Jaspreet Bhatia

jbhatia@cs.cmu.edu
4208 Wean Hall, Carnegie Mellon University

I am a fifth year Ph.D. student at the Institute for Software Research at Carnegie Mellon University. I am fortunate to be advised by Dr. Travis Breaux.

As a software engineering and privacy researcher, I aim to improve the design of trustworthy systems for privacy and the trust that users and regulators have in privacy-preserving systems.

My research is motivated by the need to develop scalable systems to analyze privacy requirements for defects and to measure perceived privacy risk. My current research has three main themes: (a) developing techniques to automatically analyze privacy requirements (b) identifying and measuring ambiguity in privacy requirements, and (c) measuring how different factors affect privacy risk.
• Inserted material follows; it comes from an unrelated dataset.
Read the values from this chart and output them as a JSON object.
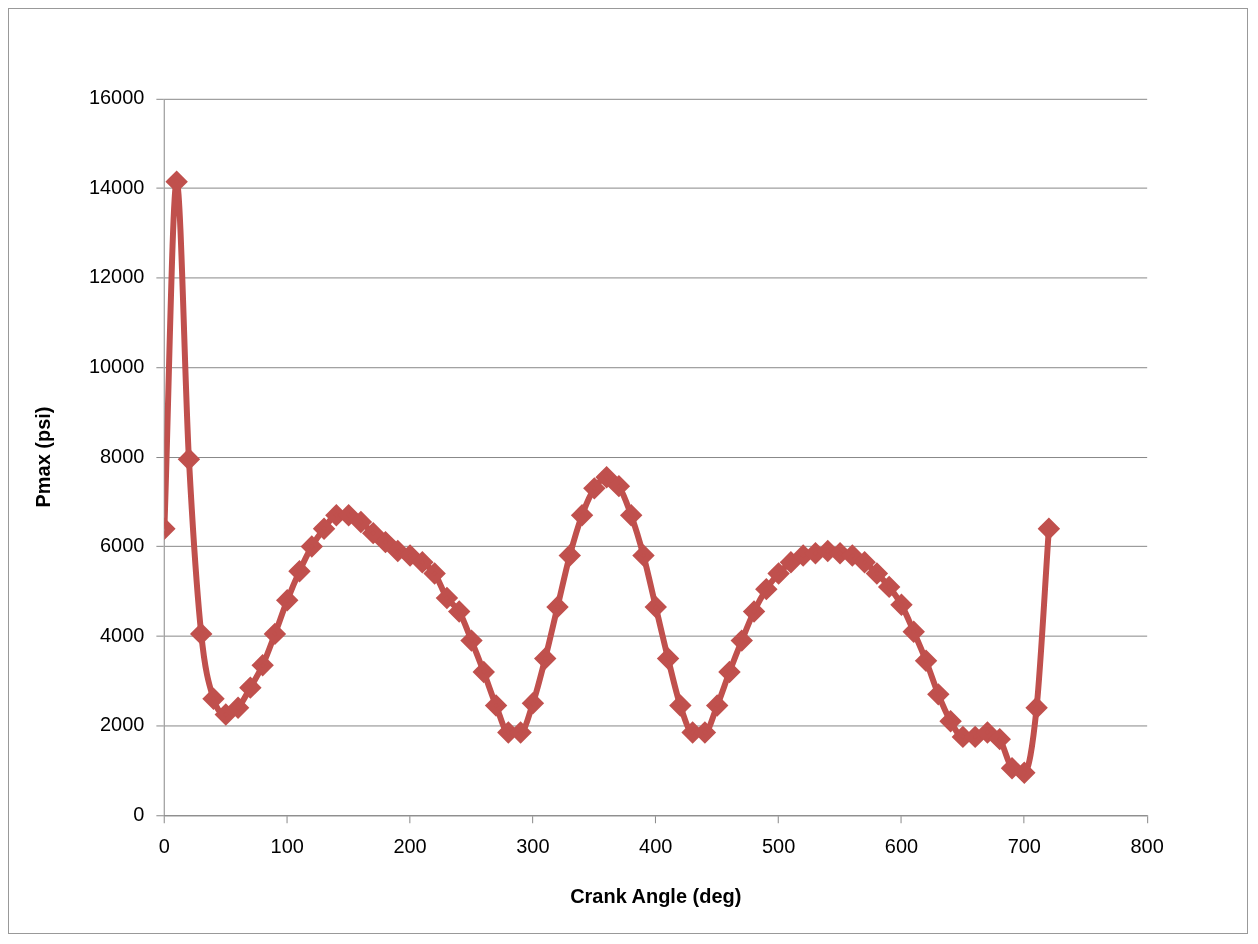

I believe my research, in addition to developing solutions to real-world problems, aims to answer fundamental questions in natural language and human perception: how does ambiguity occur in natural language text? what are the semantic functions that predict ambiguity? and how can we measure user perceptions of risk?

News

7 Nov 2018 I am presenting our privacy risk work at NIST Cybersecurity Risk Management Conference 2018.
10 Aug 2018 I completed my summer internship at Target Data Science group.
1 Aug 2018 Our paper on empirical measurement of perceived privacy risk has been accepted to ACM Transactions of Computer-Human Interaction (TOCHI).
30 May 2018 Our paper on grounded analysis of semantic roles in privacy goals has been accepted to RE 2018 and has won a Distinguished Research Paper Award .
28 Feb 2018 I presented our privacy risk work at PrivacyCon 2018.
9 Nov 2017 I presented (and passed!) my thesis proposal titled Ambiguity in Privacy Policies and Perceived Privacy Risk on 9th November 2017 at Carnegie Mellon University.
6 Sep 2017 I presented our paper describing a case study of data purposes in privacy policies at RE 2017.
May 2017 Our papers on automated hypernymy extraction and on the case study on data purposes have been accepted to RE 2017.
Mar 2017 I am on the program committee for AIRE 2017 workshop. Please consider submitting a paper! .
Feb 2017 Our work on developing a framework for understanding and measuring privacy risk has been accepted for discussion at Privacy Law Scholars Conference 2017.
Dec 2016 Our TOSEM paper on extracting privacy goals using hybridized task re-composition framework has been invited for presentation at ICSE 2017.
16 Nov 2016 Our paper on ambiguity in privacy policies and its impact on regulations received an Honorable Mention for Privacy Papers for Policymakers (Press Release).
18 Oct 2016 Presented our work on perceived privacy risk at the C3E workshop at Georgia Institute of Technology, Atlanta.
16 Sep 2016 Our paper on vagueness and risk perception was nominated for best paper award at RE'16 in Beijing.
15 Sep 2016 I will be presenting our paper on vagueness and risk perception at RE 2016, in Beijing (China) on 15 September 2016.
Summer 2016 Mentored an (awesome!) undergraduate REU student, Morgan Evans. Developed a technique to automatically identify and extract information type hyponymy relationships in privacy policies.
21 Mar 2016 Our paper on extracting privacy goals using hybridized task re-composition framework has been accepted for publication to TOSEM journal first edition.
16 Oct 2015 Joel Reidenberg and I, presented our work on comparing privacy policy ambiguity and its impact on regulation at the Contracting over Privacy Workshop, at University of Chicago.
Aug 2015 Presented our paper on automatically extracting information types from crowsourced privacy policy annotations at RELAW workshop held at RE 2015, in Ottawa (Canada).